RE: [Python-Dev] Re: [Python-checkins]python/dist/src/Objects unicodeobject.c, 2.197, 2.198

Sept. 21, 2003

      [Tim]
...
...
So what if MAL ammened his suggestion to
reject signed 2-byte wchar_t value as not-usable
+++++++ ?
[M.-A. Lemburg]
...
That would not solve the problem.
Then what is the problem, specifically?  I thought you agreed with Martin
that a signed 32-bit type doesn't hurt, since the sign bit remains clear
then in all cases of Unicode data.
...
Note that we have proper conversion routines that allow
converting between wchar_t and Py_UNICODE. These routines must
be used for conversions anyway (even if Py_UNICODE and wchar_t
happen to be the same type), so from a programmer perspective
changing Py_UNICODE to be unsigned won't be noticed and we
don't lose anything much.
Again, I don't see the point in using a signed type for data
that doesn't have any concept of signed values. It's just
bad design and we shouldn't try to go down the same route
if we don't have to.
I don't know why Martin favors wchar_t when possible.  The answer to that
isn't clear.  The answer to why there's an intractable problem if wchar_t
happens to be a signed type > 2 bytes also isn't clear.
...
The Unicode implementation has always defined Py_UNICODE to
be an unsigned type; see the Unicode PEP 100:
"""
Internal Format
The internal format for Unicode objects should use a Python
     specific fixed format <PythonUnicode> implemented as 'unsigned
     short' (or another unsigned numeric type having 16 bits).  Byte
     order is platform dependent.
...
The configure script should provide aid in deciding whether
     Python can use the native wchar_t type or not (it has to be a
     16-bit unsigned type).
"""
Python can also deal with UCS4 now, but the concept remains the
same.
Well, it doesn't have to be a 16-bit type either, even in a UCS2 build, and
we had a long argument about that one before, because a particular Cray
system didn't have any 16-bit type and the Unicode code wasn't working
there.  That got repaired when I rewrote the few bits of code that assumed
"exactly 16 bits" to live with the weaker "at least 16 bits".
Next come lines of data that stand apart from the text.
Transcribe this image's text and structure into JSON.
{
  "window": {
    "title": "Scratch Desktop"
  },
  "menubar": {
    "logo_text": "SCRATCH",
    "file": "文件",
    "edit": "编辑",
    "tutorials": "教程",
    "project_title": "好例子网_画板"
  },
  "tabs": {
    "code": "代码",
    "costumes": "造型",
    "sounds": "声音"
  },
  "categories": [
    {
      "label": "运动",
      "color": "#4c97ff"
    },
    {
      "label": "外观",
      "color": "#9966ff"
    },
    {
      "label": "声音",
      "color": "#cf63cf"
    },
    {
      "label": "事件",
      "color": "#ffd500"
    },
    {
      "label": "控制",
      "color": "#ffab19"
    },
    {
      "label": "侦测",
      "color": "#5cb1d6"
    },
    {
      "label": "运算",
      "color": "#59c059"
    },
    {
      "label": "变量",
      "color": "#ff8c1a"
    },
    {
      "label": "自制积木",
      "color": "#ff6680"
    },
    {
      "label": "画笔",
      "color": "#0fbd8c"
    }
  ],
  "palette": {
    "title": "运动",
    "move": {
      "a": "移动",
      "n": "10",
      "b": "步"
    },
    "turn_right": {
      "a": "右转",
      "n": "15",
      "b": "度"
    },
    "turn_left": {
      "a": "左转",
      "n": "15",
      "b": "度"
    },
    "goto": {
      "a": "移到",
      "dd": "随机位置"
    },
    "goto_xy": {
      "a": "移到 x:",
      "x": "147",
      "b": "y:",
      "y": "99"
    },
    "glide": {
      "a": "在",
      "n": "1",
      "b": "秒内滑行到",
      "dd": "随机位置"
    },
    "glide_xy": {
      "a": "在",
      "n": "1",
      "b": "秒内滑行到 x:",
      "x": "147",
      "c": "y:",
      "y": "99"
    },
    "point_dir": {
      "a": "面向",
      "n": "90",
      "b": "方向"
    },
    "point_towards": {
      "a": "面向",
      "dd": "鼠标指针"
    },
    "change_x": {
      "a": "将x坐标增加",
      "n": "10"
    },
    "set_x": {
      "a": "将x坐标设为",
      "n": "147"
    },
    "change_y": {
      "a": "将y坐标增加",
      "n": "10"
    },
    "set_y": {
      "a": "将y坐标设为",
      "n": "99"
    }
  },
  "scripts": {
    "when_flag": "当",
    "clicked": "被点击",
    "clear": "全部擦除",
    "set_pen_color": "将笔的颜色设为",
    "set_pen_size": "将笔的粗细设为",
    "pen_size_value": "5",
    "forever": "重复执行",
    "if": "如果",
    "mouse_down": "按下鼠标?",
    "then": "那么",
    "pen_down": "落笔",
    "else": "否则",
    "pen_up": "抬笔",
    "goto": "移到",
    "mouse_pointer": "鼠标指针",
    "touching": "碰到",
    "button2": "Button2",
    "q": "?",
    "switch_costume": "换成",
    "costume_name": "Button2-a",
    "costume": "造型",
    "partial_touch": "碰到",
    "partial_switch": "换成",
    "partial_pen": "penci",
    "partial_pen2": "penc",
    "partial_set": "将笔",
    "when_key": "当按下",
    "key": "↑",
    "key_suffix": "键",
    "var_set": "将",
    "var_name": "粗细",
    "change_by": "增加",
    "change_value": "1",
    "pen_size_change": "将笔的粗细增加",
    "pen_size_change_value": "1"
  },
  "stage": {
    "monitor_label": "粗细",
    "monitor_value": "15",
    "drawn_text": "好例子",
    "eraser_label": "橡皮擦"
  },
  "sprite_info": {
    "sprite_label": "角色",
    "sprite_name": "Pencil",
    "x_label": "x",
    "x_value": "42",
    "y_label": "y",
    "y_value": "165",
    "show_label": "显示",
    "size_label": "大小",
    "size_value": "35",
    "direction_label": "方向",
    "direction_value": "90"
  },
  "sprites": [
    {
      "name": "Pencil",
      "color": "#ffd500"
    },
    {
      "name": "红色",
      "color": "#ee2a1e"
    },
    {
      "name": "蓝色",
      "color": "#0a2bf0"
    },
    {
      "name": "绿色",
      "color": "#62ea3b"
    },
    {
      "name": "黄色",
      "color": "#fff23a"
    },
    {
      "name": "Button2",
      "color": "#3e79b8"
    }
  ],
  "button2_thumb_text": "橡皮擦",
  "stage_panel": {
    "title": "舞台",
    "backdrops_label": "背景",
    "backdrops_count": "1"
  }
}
In this iteration, Martin agreed that a signed 16-bit wchar_t can be
rejected.  The question remaining is what actual problem exists when there's
a signed wchar_t exceeding 16 bits.  Since Jeremy is running on exactly such
a system, and the tests pass for him, there's no *obvious* problem with it
(the segfault he experienced was due to reading uninitialized memory, and
that was a bug, and that's been fixed).

RE: [Python-Dev] Re: [Python-checkins]python/dist/src/Objects unicodeobject.c, 2.197, 2.198

Tim Peters